Dando continuidade à série de filmes voltada para o resgate da trajetória de bandas emblemáticas do rock brasileiro, Herbert de Perto recupera o percurso dos Paralamas do Sucesso e, particularmente, de Herbert Vianna – a infância em João Pessoa, nos anos 60, a adolescência em Brasília, berço de grupos de rock como o Legião Urbana, e a chegada ao Rio de Janeiro. O trágico acidente de ultraleve, em 2001, que vitimou sua mulher, Lucia Needham, e o deixou paraplégico desponta, claro, como um divisor de águas. Os diretores Roberto Berliner e Pedro Bronz fazem Herbert revisitar imagens do próprio passado e realçam sua capacidade de superação. Contextualizam a efervescência do rock nacional na década de 80 e a delicada transição para a de 90 num documentário que entrelaça com correção imagens de arquivo referentes à carreira do grupo, entrevistas com familiares e depoimentos de Herbert.

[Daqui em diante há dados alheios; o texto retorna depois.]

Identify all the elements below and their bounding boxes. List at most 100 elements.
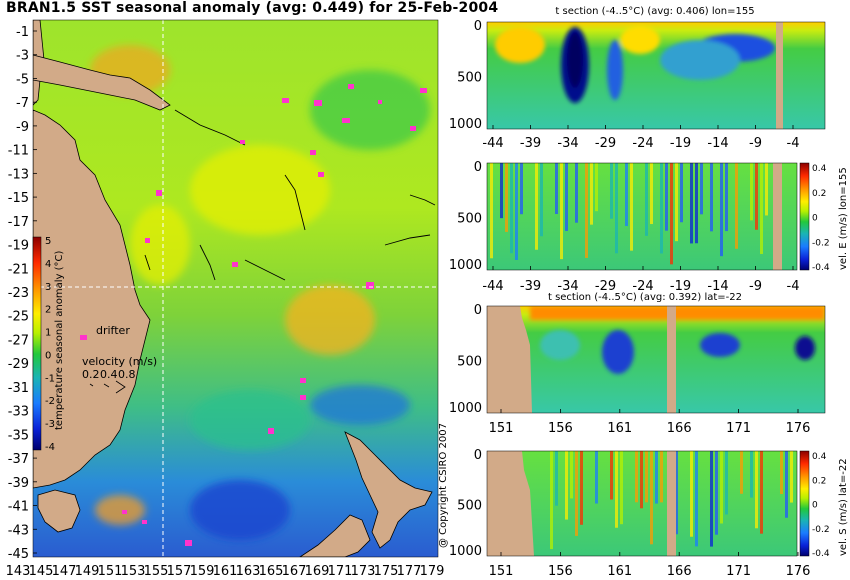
map-x-tick-label: 153 <box>121 564 146 579</box>
section-x-tick-label: 151 <box>489 564 514 579</box>
map-x-tick-label: 159 <box>190 564 215 579</box>
section-colorbar-tick-label: -0.4 <box>812 263 830 273</box>
section-y-tick-label: 1000 <box>449 258 482 273</box>
section-x-tick-label: -39 <box>520 279 541 294</box>
velocity-label: velocity (m/s) <box>82 355 157 368</box>
colorbar-tick-label: 3 <box>45 282 51 293</box>
section-x-tick-label: -4 <box>787 279 800 294</box>
section-y-tick-label: 0 <box>474 448 482 463</box>
section-x-tick-label: -24 <box>632 279 653 294</box>
map-y-tick-label: -21 <box>8 262 29 277</box>
australia-land <box>33 109 151 489</box>
colorbar-label: temperature seasonal anomaly (°C) <box>54 251 65 430</box>
section-colorbar-tick-label: -0.4 <box>812 549 830 559</box>
map-legend: drifter velocity (m/s) 0.2 0.4 0.8 <box>82 324 157 394</box>
map-y-tick-label: -7 <box>16 96 29 111</box>
map-y-tick-label: -37 <box>8 452 29 467</box>
map-x-tick-label: 167 <box>282 564 307 579</box>
section-colorbar-tick-label: 0 <box>812 501 818 511</box>
map-x-tick-label: 161 <box>213 564 238 579</box>
section-colorbar-tick-label: 0.2 <box>812 476 826 486</box>
section-colorbar-tick-label: 0.2 <box>812 189 826 199</box>
map-x-ticks: 1431451471491511531551571591611631651671… <box>6 564 445 579</box>
section-x-tick-label: -19 <box>670 136 691 151</box>
map-y-ticks: -1 -3 -5 -7 -9 -11 -13 -15 -17 -19 -21 -23 -25 -27 -29… <box>8 25 37 562</box>
map-x-tick-label: 143 <box>6 564 31 579</box>
section-x-tick-label: -14 <box>707 136 728 151</box>
section-x-tick-label: 176 <box>786 421 811 436</box>
section-x-tick-label: -4 <box>787 136 800 151</box>
map-x-tick-label: 163 <box>236 564 261 579</box>
map-y-tick-label: -3 <box>16 49 29 64</box>
section-x-tick-label: 156 <box>548 564 573 579</box>
map-y-tick-label: -39 <box>8 476 29 491</box>
map-y-tick-label: -27 <box>8 333 29 348</box>
section-y-tick-label: 500 <box>457 355 482 370</box>
new-guinea-land <box>33 54 171 111</box>
section-x-tick-label: 161 <box>607 421 632 436</box>
map-y-tick-label: -9 <box>16 120 29 135</box>
map-y-tick-label: -19 <box>8 239 29 254</box>
section-y-tick-label: 0 <box>474 160 482 175</box>
map-y-tick-label: -13 <box>8 167 29 182</box>
drifter-markers <box>80 84 427 546</box>
colorbar-tick-label: 0 <box>45 350 51 361</box>
section-x-tick-label: -9 <box>749 136 762 151</box>
section-x-tick-label: 161 <box>607 564 632 579</box>
section2-plot: -44 -39 -34 -29 -24 -19 -14 -9 -4 0 500 1000 0.4 0.2… <box>449 160 849 294</box>
section-x-tick-label: -44 <box>482 279 503 294</box>
section-x-tick-label: 171 <box>726 421 751 436</box>
colorbar-tick-label: -1 <box>45 373 55 384</box>
section-x-tick-label: -29 <box>595 279 616 294</box>
section-colorbar-tick-label: 0 <box>812 214 818 224</box>
section3-title: t section (-4..5°C) (avg: 0.392) lat=-22 <box>548 292 742 303</box>
section4-colorbar <box>799 450 810 557</box>
map-y-tick-label: -33 <box>8 405 29 420</box>
section-x-tick-label: -9 <box>749 279 762 294</box>
sst-map: -1 -3 -5 -7 -9 -11 -13 -1 5 -17 -19 -21 -23 -25 -27 -29… <box>6 19 445 579</box>
map-x-tick-label: 169 <box>305 564 330 579</box>
section-x-tick-label: -19 <box>670 279 691 294</box>
map-y-tick-label: -29 <box>8 357 29 372</box>
map-x-tick-label: 177 <box>397 564 422 579</box>
section-x-tick-label: -34 <box>557 279 578 294</box>
map-x-tick-label: 175 <box>374 564 399 579</box>
map-y-tick-label: -43 <box>8 523 29 538</box>
section-y-tick-label: 500 <box>457 499 482 514</box>
map-y-tick-label: -35 <box>8 428 29 443</box>
section-y-tick-label: 0 <box>474 19 482 34</box>
map-x-tick-label: 171 <box>328 564 353 579</box>
map-x-tick-label: 145 <box>29 564 54 579</box>
map-y-tick-label: -5 <box>16 72 29 87</box>
section-y-tick-label: 0 <box>474 303 482 318</box>
section-colorbar-tick-label: 0.4 <box>812 164 827 174</box>
map-x-tick-label: 157 <box>167 564 192 579</box>
section-y-tick-label: 500 <box>457 71 482 86</box>
map-y-tick-label: -1 <box>16 25 29 40</box>
velocity-arrows <box>89 380 126 394</box>
chart-title: BRAN1.5 SST seasonal anomaly (avg: 0.449… <box>6 0 499 16</box>
map-x-tick-label: 149 <box>75 564 100 579</box>
section-x-tick-label: 156 <box>548 421 573 436</box>
section-x-tick-label: -14 <box>707 279 728 294</box>
map-y-tick-label: -25 <box>8 310 29 325</box>
section-x-tick-label: 166 <box>667 564 692 579</box>
map-y-tick-label: -11 <box>8 144 29 159</box>
section-y-tick-label: 1000 <box>449 117 482 132</box>
section3-plot: t section (-4..5°C) (avg: 0.392) lat=-22… <box>449 292 826 436</box>
map-x-tick-label: 155 <box>144 564 169 579</box>
section2-colorbar-label: vel. E (m/s) lon=155 <box>838 167 849 270</box>
section-colorbar-tick-label: -0.2 <box>812 238 830 248</box>
velocity-scale-2: 0.8 <box>118 368 136 381</box>
colorbar-tick-label: 2 <box>45 305 51 316</box>
section4-colorbar-label: vel. S (m/s) lat=-22 <box>838 458 849 556</box>
section-x-tick-label: -34 <box>557 136 578 151</box>
tasmania-land <box>37 489 81 533</box>
map-y-tick-label: -23 <box>8 286 29 301</box>
map-colorbar: 5 4 3 2 1 0 -1 -2 -3 -4 temperature seasonal anom… <box>32 236 65 453</box>
map-y-tick-label: -17 <box>8 215 29 230</box>
colorbar-tick-label: 5 <box>45 236 51 247</box>
map-x-tick-label: 173 <box>351 564 376 579</box>
section4-plot: 151 156 161 166 171 176 0 500 1000 0.4 0.2 0 -0.2 -0… <box>449 448 849 579</box>
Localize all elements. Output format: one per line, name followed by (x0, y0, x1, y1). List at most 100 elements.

A mostra competitiva de Paulínia terminou com a exibição de Antes que o Mundo Acabe . A diretora registra o rito de passagem de Daniel numa cidade do interior, desestabilizado diante de mudanças na relação com o amigo e a namorada e com cartas enviadas pelo pai que não conhece. O filme de Ana Luiza Azevedo não traz propriamente novidades em relação ao cinema produzido em Porto Alegre, em especial o de Jorge Furtado. Mas, apesar de certa sensação de deja vu, Antes que o Mundo Acabe revela boa dose de sinceridade na exposição do instável universo adolescente, graças, em boa parte, ao frescor presente nos trabalhos dos atores. Eventuais excessos (na trilha sonora) são compensados por boas tiradas do roteiro, narrado a partir da perspectiva da irmã menor do protagonista, e por determinados achados, como o esforço de Daniel em fazer uma montagem do pai desconhecido através das fotos que recebe.